The ordinary wind and rain of life are enough to strengthen them.
The pupil cannot go wrong if he makes sincere and persistent efforts under the teacher.
The Chandogya Upanishad relates how Indra and Vairochana approached a teacher to learn Reality. After they had concentrated their mind and will by long service, he gave them an answer which though not untrue was not the whole truth. Vairochana went away satisfied, but Indra pondered, the answer, twisting it this way and that, and saw the difficulty. He returned, received a more complete answer, pondered that and saw yet another difficulty. After yet another period of training, the teacher gave a final answer. Indra was now completely concentrated, his whole being focussed on the problem, and he was able to understand the answer and realize the truth. Indra returned, says the Upanishad, and became king of the Gods.
The Upanishads give several cases where enlightenment, comes to a fully concentrated pupil in the teacher’s temporary absence. The wild animals give him the secret, the household fires of his teacher’s hearth speak to him, the whole world becomes his teacher. Sincerity and the determination to know get the student over all difficulties, both in training under a teacher if he has been fortunate enough to find one, and in finding the teacher if he has none.

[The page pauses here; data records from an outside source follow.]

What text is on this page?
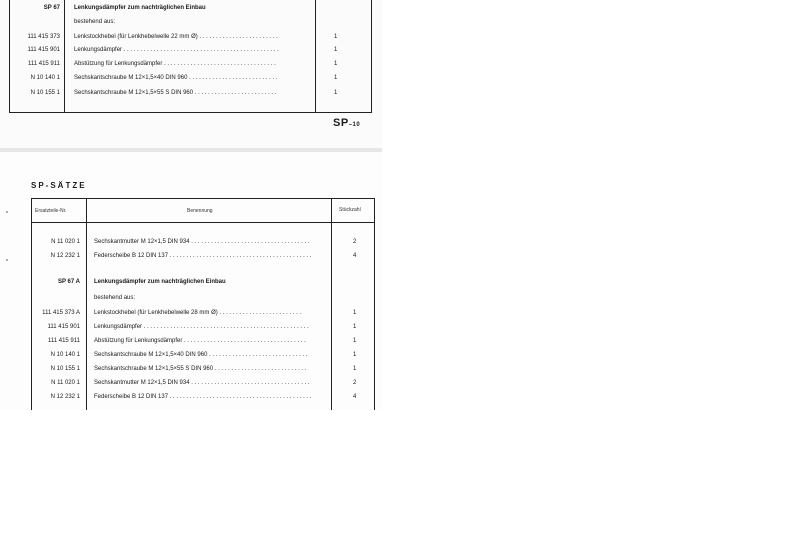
SP 67 Lenkungsdämpfer zum nachträglichen Einbau
bestehend aus:
111 415 373 Lenkstockhebel (für Lenkhebelwelle 22 mm Ø) . . . . . . . . . . . . . . . . . . . . . . . .	1
111 415 901 Lenkungsdämpfer . . . . . . . . . . . . . . . . . . . . . . . . . . . . . . . . . . . . . . . . . . . . . . .	1
111 415 911 Abstützung für Lenkungsdämpfer . . . . . . . . . . . . . . . . . . . . . . . . . . . . . . . . . .	1
N 10 140 1 Sechskantschraube M 12×1,5×40 DIN 960 . . . . . . . . . . . . . . . . . . . . . . . . . . .	1
N 10 155 1 Sechskantschraube M 12×1,5×55 S DIN 960 . . . . . . . . . . . . . . . . . . . . . . . . .	1
SP–10
SP-SÄTZE
Ersatzteile-Nr.	Benennung	Stückzahl
N 11 020 1 Sechskantmutter M 12×1,5 DIN 934 . . . . . . . . . . . . . . . . . . . . . . . . . . . . . . . . . . . .	2
N 12 232 1 Federscheibe B 12 DIN 137 . . . . . . . . . . . . . . . . . . . . . . . . . . . . . . . . . . . . . . . . . . .	4
SP 67 A Lenkungsdämpfer zum nachträglichen Einbau
bestehend aus:
111 415 373 A Lenkstockhebel (für Lenkhebelwelle 28 mm Ø) . . . . . . . . . . . . . . . . . . . . . . . . .	1
111 415 901 Lenkungsdämpfer . . . . . . . . . . . . . . . . . . . . . . . . . . . . . . . . . . . . . . . . . . . . . . . . . .	1
111 415 911 Abstützung für Lenkungsdämpfer . . . . . . . . . . . . . . . . . . . . . . . . . . . . . . . . . . . . .	1
N 10 140 1 Sechskantschraube M 12×1,5×40 DIN 960 . . . . . . . . . . . . . . . . . . . . . . . . . . . . . .	1
N 10 155 1 Sechskantschraube M 12×1,5×55 S DIN 960 . . . . . . . . . . . . . . . . . . . . . . . . . . . .	1
N 11 020 1 Sechskantmutter M 12×1,5 DIN 934 . . . . . . . . . . . . . . . . . . . . . . . . . . . . . . . . . . . .	2
N 12 232 1 Federscheibe B 12 DIN 137 . . . . . . . . . . . . . . . . . . . . . . . . . . . . . . . . . . . . . . . . . . .	4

Satyakama Jabala did not know what had been the caste of his father, and at that time in India many teachers would not teach the Vedas to one who was not of the Brahmin caste. With determination to know, he sought for a teacher, and when asked what was his caste, said openly that he did not know, though realizing this might be fatal.
The teacher said : ” None but a Brahmin would speak out the truth thus openly.
Go, my son, and prepare for initiation.”
Many mystic schools compare the teacher to a surgeon extracting grit from the eye of a patient. The doctor knows that the man may flinch, but the less he does, the easier will be the operation. The doctor has the skill, however, to perform the operation even with a very nervous patient ; all that is necessary is that the patient comes forward and does his best to keep still. The spiritual doctor too knows that his disciples are bound to flinch, bound to make some mistakes. What he requires of them is that they continue with him and do their best not to draw back. Then, in the beautiful words of the Masnavi, the teacher says
” Do you not be anxious, I will be anxious for you. I will be kinder to you than a hundred fathers.” There is no cause for lamentation over the death of a body composed of material elements.
Death is a return of elements to their simplicity.